Abstract
Researchers have dedicated considerable efforts to examining and explaining the capacity of total quality management (TQM) to generate wealth, from the conceptual framework of the resource-based view. From this approach, TQM is basically an inimitable resource that generates competitive advantages. This analytical perspective can help justify and explain the behaviour of the firms that have adopted TQM, but not that of the firms that do not intend to adopt this management approach in the future. In the current work, we aim to make progress in this direction. We offer arguments, from an economic and organisational perspective, that help explain how TQM's capacity to generate wealth is not uniform in all firms but is contingent on variables such as the firm's size and subsector. The results of the empirical analysis, involving a sample of Spanish construction firms, provide support for two hypotheses postulating relations between the firm's optimum level of TQM adoption and its size and subsector.
Acknowledgement
We gratefully acknowledge funding from MICINN-FEDER through research project ECO2009-09623, from the IDECONSA Chair, and from DGA-FSE through the CREVALOR research group.
Notes
The specialist consultancy that helped design the questionnaire was Qualitas Management.

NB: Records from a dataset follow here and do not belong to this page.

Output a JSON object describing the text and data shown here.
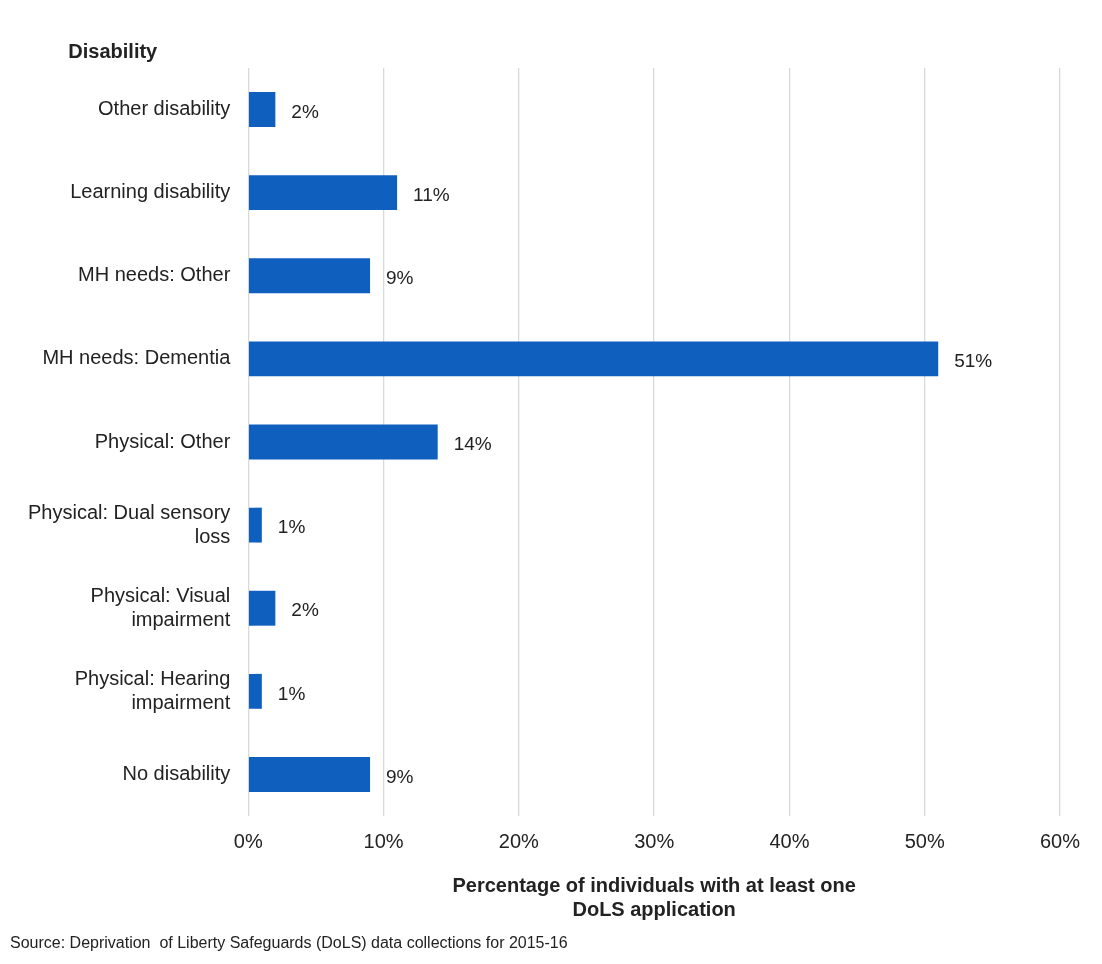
{
  "chart_data": {
    "type": "bar",
    "orientation": "horizontal",
    "ylabel": "Disability",
    "xlabel": "Percentage of individuals with at least one DoLS application",
    "categories": [
      "Other disability",
      "Learning disability",
      "MH needs: Other",
      "MH needs: Dementia",
      "Physical: Other",
      "Physical: Dual sensory loss",
      "Physical: Visual impairment",
      "Physical: Hearing impairment",
      "No disability"
    ],
    "values": [
      2,
      11,
      9,
      51,
      14,
      1,
      2,
      1,
      9
    ],
    "value_labels": [
      "2%",
      "11%",
      "9%",
      "51%",
      "14%",
      "1%",
      "2%",
      "1%",
      "9%"
    ],
    "color": "#0f5fbf",
    "xlim": [
      0,
      60
    ],
    "xticks": [
      {
        "value": 0,
        "label": "0%"
      },
      {
        "value": 10,
        "label": "10%"
      },
      {
        "value": 20,
        "label": "20%"
      },
      {
        "value": 30,
        "label": "30%"
      },
      {
        "value": 40,
        "label": "40%"
      },
      {
        "value": 50,
        "label": "50%"
      },
      {
        "value": 60,
        "label": "60%"
      }
    ],
    "grid": "x",
    "legend": false,
    "annotations": [
      "Source: Deprivation  of Liberty Safeguards (DoLS) data collections for 2015-16"
    ]
  }
}
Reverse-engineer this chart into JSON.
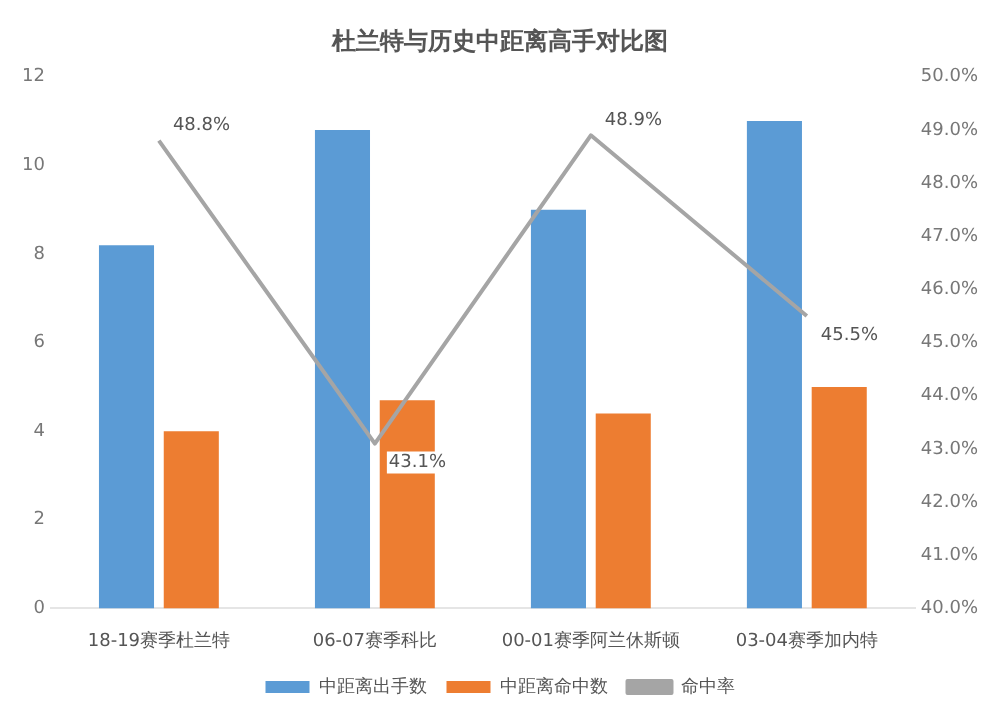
{
  "chart_data": {
    "type": "bar",
    "title": "杜兰特与历史中距离高手对比图",
    "categories": [
      "18-19赛季杜兰特",
      "06-07赛季科比",
      "00-01赛季阿兰休斯顿",
      "03-04赛季加内特"
    ],
    "series": [
      {
        "name": "中距离出手数",
        "color": "#5b9bd5",
        "values": [
          8.2,
          10.8,
          9.0,
          11.0
        ]
      },
      {
        "name": "中距离命中数",
        "color": "#ed7d31",
        "values": [
          4.0,
          4.7,
          4.4,
          5.0
        ]
      },
      {
        "name": "命中率",
        "type": "line",
        "axis": "y2",
        "color": "#a5a5a5",
        "values": [
          48.8,
          43.1,
          48.9,
          45.5
        ],
        "value_labels": [
          "48.8%",
          "43.1%",
          "48.9%",
          "45.5%"
        ]
      }
    ],
    "ylim": [
      0,
      12
    ],
    "yticks": [
      0,
      2,
      4,
      6,
      8,
      10,
      12
    ],
    "y2lim": [
      40,
      50
    ],
    "y2ticks": [
      {
        "value": 40,
        "label": "40.0%"
      },
      {
        "value": 41,
        "label": "41.0%"
      },
      {
        "value": 42,
        "label": "42.0%"
      },
      {
        "value": 43,
        "label": "43.0%"
      },
      {
        "value": 44,
        "label": "44.0%"
      },
      {
        "value": 45,
        "label": "45.0%"
      },
      {
        "value": 46,
        "label": "46.0%"
      },
      {
        "value": 47,
        "label": "47.0%"
      },
      {
        "value": 48,
        "label": "48.0%"
      },
      {
        "value": 49,
        "label": "49.0%"
      },
      {
        "value": 50,
        "label": "50.0%"
      }
    ],
    "legend": "bottom",
    "marker": "none"
  }
}
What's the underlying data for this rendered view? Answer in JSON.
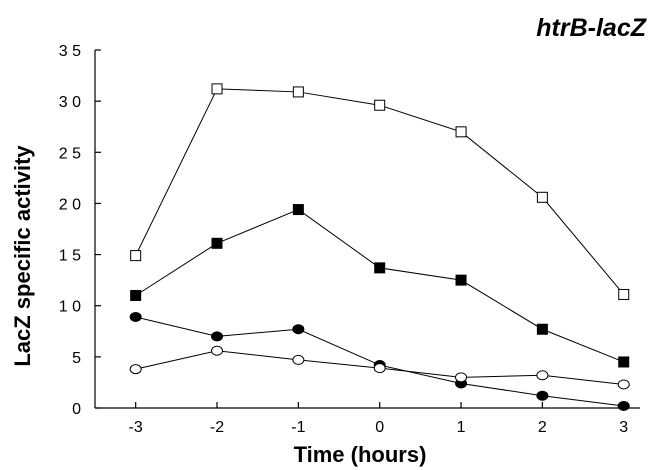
{
  "chart_data": {
    "type": "line",
    "title": "htrB-lacZ",
    "xlabel": "Time (hours)",
    "ylabel": "LacZ specific activity",
    "x": [
      -3,
      -2,
      -1,
      0,
      1,
      2,
      3
    ],
    "x_tick_labels": [
      "-3",
      "-2",
      "-1",
      "0",
      "1",
      "2",
      "3"
    ],
    "y_tick_labels": [
      "0",
      "5",
      "1 0",
      "1 5",
      "2 0",
      "2 5",
      "3 0",
      "3 5"
    ],
    "xlim": [
      -3.5,
      3.2
    ],
    "ylim": [
      0,
      35
    ],
    "grid": false,
    "legend": "none",
    "series": [
      {
        "marker": "open-square",
        "values": [
          14.9,
          31.2,
          30.9,
          29.6,
          27.0,
          20.6,
          11.1
        ]
      },
      {
        "marker": "filled-square",
        "values": [
          11.0,
          16.1,
          19.4,
          13.7,
          12.5,
          7.7,
          4.5
        ]
      },
      {
        "marker": "filled-circle",
        "values": [
          8.9,
          7.0,
          7.7,
          4.2,
          2.4,
          1.2,
          0.2
        ]
      },
      {
        "marker": "open-circle",
        "values": [
          3.8,
          5.6,
          4.7,
          3.9,
          3.0,
          3.2,
          2.3
        ]
      }
    ],
    "colors": {
      "line": "#000000",
      "marker_fill": "#000000",
      "marker_open": "#ffffff"
    }
  }
}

The non-profit organisation Fundación Laboral de la Construcción en Aragón provided the data on the location, size and contact details of all the firms in the original population.
In May 2003 the European Commission adopted a new definition of micro, small and medium-sized enterprises. The aim was to promote entrepreneurship, investment and growth, facilitate access to venture capital, reduce administrative costs, and strengthen legal certainty. This definition came into force on 1 January 2005, and establishes the following categories based on the number of workers: large enterprise ≥250 workers; medium-sized enterprise <250 workers; small enterprise <50 workers; micro-enterprise <10 workers.